Hollywood Town: Long-Video Generation via Cross-Modal Multi-Agent Orchestration
This work addresses the challenge of generating coherent long videos for creative applications, representing an incremental advancement in multi-agent systems for video generation.
The paper tackles the problem of long video generation by introducing a hierarchical multi-agent framework with innovations in agent collaboration, context sharing, and iterative refinement, achieving improved performance in generating coherent long videos.

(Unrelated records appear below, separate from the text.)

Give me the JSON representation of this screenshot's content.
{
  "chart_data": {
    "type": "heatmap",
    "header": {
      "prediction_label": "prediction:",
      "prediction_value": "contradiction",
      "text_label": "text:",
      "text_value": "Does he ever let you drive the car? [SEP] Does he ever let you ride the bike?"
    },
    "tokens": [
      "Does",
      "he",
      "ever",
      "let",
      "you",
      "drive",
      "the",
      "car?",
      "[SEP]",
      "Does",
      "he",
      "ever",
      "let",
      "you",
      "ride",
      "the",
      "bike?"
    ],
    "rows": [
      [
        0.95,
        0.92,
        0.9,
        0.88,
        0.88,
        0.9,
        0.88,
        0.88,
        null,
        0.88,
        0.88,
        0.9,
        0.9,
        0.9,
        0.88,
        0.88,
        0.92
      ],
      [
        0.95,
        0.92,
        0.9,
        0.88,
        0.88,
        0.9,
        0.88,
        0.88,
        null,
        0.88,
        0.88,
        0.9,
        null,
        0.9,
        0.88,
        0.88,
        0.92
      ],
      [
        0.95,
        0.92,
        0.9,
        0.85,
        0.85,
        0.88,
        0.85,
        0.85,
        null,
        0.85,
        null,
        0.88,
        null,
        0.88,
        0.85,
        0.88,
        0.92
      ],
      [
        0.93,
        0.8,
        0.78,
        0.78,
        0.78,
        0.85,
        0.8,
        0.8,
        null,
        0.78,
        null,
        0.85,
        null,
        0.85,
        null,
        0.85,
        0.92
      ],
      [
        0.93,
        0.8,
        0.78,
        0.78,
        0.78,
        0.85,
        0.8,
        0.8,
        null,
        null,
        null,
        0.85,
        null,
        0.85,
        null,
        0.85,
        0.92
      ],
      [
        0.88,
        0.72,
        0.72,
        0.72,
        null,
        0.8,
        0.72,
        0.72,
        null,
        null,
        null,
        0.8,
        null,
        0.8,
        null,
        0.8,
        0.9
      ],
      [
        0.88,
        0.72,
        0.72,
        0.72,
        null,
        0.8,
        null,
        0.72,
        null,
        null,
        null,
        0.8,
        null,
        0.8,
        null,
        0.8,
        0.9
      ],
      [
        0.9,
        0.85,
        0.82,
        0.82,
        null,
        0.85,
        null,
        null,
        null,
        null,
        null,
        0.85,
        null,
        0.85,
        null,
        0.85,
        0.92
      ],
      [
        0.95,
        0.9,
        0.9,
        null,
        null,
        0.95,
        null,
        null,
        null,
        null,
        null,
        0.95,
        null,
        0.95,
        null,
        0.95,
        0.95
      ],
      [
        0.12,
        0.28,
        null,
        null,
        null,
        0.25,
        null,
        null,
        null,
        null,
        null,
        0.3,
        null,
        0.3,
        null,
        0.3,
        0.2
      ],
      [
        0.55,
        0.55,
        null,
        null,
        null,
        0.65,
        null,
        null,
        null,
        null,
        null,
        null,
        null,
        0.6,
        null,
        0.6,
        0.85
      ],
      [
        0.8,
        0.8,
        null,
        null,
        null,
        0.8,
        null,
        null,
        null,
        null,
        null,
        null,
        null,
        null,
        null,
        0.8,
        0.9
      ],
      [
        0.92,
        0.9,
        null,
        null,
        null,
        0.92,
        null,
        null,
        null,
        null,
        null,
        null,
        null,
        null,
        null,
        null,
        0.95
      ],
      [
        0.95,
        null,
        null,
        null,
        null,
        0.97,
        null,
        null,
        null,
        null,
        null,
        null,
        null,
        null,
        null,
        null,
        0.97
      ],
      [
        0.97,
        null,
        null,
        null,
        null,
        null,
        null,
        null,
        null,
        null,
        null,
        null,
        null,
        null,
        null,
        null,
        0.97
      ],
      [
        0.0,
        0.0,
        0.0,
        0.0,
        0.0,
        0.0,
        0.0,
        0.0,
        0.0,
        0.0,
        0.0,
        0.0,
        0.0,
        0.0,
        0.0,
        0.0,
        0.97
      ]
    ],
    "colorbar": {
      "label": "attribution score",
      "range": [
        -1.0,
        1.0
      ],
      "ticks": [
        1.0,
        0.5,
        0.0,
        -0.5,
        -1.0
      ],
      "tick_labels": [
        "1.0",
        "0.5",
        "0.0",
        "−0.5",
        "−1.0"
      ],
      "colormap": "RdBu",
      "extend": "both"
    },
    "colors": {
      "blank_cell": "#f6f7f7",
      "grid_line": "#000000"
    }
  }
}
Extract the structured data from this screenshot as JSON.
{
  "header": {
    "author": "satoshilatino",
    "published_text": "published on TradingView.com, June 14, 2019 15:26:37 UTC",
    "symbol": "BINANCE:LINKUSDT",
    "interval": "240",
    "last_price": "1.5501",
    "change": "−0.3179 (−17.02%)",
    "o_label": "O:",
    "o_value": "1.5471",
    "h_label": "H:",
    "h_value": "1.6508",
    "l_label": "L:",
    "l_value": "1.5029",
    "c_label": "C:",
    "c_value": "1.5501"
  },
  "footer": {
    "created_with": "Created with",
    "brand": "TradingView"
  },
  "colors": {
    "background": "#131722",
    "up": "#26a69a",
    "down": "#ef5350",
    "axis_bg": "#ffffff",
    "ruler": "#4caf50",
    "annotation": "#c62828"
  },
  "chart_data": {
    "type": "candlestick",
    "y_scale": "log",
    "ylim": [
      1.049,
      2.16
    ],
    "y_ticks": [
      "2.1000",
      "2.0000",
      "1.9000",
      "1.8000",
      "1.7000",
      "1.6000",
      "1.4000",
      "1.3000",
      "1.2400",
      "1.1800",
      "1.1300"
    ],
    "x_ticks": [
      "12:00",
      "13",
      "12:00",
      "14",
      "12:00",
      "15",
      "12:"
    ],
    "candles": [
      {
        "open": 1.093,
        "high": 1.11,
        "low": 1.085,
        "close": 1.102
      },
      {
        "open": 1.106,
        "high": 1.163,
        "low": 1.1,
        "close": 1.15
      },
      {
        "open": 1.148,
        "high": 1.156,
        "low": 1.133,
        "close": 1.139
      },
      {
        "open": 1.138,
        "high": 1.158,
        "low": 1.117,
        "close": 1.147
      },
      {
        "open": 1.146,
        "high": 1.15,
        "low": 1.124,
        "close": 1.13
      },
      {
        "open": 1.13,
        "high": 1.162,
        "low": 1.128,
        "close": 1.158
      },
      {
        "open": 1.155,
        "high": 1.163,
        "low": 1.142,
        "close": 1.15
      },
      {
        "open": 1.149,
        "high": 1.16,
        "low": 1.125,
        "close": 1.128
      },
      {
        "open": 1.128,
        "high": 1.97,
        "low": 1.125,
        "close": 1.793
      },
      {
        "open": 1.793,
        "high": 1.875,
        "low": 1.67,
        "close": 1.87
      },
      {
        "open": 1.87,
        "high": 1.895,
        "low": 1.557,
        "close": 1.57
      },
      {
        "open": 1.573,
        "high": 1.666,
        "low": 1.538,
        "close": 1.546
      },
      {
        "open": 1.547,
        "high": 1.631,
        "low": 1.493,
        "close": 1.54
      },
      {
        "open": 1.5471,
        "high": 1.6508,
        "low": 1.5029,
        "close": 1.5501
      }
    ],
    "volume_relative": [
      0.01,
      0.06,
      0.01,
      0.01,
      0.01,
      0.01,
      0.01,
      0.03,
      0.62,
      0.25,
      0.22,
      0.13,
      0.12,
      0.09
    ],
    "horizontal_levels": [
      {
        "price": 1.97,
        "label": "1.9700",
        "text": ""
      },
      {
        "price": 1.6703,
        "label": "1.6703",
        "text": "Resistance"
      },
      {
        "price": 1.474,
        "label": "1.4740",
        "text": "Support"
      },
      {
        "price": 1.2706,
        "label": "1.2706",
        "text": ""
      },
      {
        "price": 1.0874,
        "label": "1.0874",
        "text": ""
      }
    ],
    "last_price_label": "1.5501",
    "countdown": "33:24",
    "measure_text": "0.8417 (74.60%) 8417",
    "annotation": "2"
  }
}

Recent advancements in multi-agent systems have demonstrated significant potential for enhancing creative task performance, such as long video generation. This study introduces three innovations to improve multi-agent collaboration. First, we propose OmniAgent, a hierarchical, graph-based multi-agent framework for long video generation that leverages a film-production-inspired architecture to enable modular specialization and scalable inter-agent collaboration. Second, inspired by context engineering, we propose hypergraph nodes that enable temporary group discussions among agents lacking sufficient context, reducing individual memory requirements while ensuring adequate contextual information. Third, we transition from directed acyclic graphs (DAGs) to directed cyclic graphs with limited retries, allowing agents to reflect and refine outputs iteratively, thereby improving earlier stages through feedback from subsequent nodes. These contributions lay the groundwork for developing more robust multi-agent systems in creative tasks.